Rusticus seems to question the truth of the account of
the fox-hunt, but if he had spent a few days in this region
of adventure, he would not hedge in his credulity
so closely. Pray, why may not a lady have adventures,
and dashing ones, too, as well as the “Lords?” Beshrew
me, but the esprit du camp is not all under the
round hat! I know a young lady not six miles from the
Park, who is a celebrated tamer of young steeds, and,
mounted upon their backs, whips them bravely into submission.

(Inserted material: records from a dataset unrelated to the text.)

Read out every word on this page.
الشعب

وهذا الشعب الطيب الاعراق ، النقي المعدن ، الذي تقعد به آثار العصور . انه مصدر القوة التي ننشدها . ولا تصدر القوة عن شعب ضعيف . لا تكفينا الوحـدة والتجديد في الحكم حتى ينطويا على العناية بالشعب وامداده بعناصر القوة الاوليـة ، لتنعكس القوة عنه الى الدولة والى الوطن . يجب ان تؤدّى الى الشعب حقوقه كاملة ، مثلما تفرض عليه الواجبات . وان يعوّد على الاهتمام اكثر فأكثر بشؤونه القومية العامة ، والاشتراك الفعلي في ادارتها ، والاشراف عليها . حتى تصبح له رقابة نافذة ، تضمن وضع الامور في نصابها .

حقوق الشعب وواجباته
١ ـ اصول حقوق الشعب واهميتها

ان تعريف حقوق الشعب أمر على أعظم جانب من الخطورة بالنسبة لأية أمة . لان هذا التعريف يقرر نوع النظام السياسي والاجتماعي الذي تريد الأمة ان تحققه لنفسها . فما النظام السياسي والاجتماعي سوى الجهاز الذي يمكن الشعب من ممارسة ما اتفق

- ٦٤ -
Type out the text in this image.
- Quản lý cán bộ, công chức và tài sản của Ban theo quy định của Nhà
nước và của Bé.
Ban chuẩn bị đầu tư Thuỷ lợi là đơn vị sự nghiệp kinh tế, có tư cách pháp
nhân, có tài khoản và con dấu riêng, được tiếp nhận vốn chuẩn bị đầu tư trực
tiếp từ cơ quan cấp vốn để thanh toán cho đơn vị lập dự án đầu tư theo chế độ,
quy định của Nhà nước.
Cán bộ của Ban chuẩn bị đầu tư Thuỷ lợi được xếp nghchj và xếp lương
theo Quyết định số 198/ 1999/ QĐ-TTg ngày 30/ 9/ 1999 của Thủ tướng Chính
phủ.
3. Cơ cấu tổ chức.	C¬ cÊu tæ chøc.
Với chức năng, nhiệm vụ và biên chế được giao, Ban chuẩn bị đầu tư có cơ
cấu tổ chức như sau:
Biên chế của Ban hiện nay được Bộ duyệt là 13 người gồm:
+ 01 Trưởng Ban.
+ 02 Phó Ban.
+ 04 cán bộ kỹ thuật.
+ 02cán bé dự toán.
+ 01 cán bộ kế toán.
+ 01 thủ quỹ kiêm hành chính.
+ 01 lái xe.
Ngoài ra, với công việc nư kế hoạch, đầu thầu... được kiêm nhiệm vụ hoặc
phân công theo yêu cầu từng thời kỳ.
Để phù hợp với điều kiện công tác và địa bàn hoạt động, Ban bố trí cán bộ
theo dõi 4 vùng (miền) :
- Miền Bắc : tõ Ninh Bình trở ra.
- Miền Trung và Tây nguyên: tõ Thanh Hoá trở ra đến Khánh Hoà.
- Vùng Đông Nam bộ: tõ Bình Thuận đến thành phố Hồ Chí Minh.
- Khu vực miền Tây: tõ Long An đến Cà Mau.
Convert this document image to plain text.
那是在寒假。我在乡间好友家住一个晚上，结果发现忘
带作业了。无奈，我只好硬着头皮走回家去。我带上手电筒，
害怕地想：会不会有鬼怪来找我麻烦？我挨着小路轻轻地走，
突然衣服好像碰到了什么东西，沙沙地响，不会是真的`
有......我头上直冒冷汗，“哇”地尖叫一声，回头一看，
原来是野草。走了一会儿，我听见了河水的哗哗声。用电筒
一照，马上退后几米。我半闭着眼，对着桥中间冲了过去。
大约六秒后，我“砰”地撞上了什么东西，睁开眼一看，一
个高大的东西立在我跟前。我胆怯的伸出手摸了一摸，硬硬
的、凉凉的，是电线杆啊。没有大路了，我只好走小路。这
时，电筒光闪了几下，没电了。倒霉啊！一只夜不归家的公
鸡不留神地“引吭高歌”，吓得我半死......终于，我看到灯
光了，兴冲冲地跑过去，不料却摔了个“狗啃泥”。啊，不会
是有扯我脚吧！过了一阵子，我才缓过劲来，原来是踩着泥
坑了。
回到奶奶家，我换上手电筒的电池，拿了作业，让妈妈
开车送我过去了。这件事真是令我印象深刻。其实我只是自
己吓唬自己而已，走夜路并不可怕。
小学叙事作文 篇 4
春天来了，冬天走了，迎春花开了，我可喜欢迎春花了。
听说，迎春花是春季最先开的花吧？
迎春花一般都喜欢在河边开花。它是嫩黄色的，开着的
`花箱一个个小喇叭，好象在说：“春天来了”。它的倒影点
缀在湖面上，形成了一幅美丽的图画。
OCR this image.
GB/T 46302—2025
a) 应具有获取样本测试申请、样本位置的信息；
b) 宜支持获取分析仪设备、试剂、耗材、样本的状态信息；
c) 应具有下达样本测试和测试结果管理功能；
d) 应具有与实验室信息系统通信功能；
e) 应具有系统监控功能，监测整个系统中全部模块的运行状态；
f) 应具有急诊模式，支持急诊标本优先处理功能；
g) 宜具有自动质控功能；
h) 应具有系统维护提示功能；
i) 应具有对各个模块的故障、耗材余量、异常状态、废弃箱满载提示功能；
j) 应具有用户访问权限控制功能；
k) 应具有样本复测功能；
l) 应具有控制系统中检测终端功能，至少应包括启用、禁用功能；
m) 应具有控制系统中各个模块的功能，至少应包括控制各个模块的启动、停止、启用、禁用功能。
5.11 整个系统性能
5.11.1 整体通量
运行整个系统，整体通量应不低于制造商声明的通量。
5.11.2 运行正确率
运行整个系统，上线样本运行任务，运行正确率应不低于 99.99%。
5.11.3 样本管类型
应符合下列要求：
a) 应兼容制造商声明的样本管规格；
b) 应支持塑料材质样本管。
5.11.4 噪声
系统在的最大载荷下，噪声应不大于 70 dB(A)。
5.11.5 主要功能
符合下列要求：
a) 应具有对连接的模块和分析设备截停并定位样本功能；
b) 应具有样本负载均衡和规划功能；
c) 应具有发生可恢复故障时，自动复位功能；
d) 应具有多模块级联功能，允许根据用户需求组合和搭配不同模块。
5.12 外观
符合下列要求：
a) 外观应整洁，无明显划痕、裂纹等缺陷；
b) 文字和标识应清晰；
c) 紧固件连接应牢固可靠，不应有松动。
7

Di Vernon is a tame maiden compared with
her. She can shoot a rifle, hit a rose-bud at ten paces
with a pistol, and take a partridge on the wing. I will,
perhaps, talk about her at another time. I must now
make myself heroine. Mr. Rusticus Doubtful, I shall
rap you over the knuckles, sir poet!

I have told you, Mr. —, how we were met by the
old soldier when we drew rein at his gallery. The house
was a long, low, rambling edifice, such as is peculiar to
the plantations in the South, with a light gallery supported
by slender columns extending along the front.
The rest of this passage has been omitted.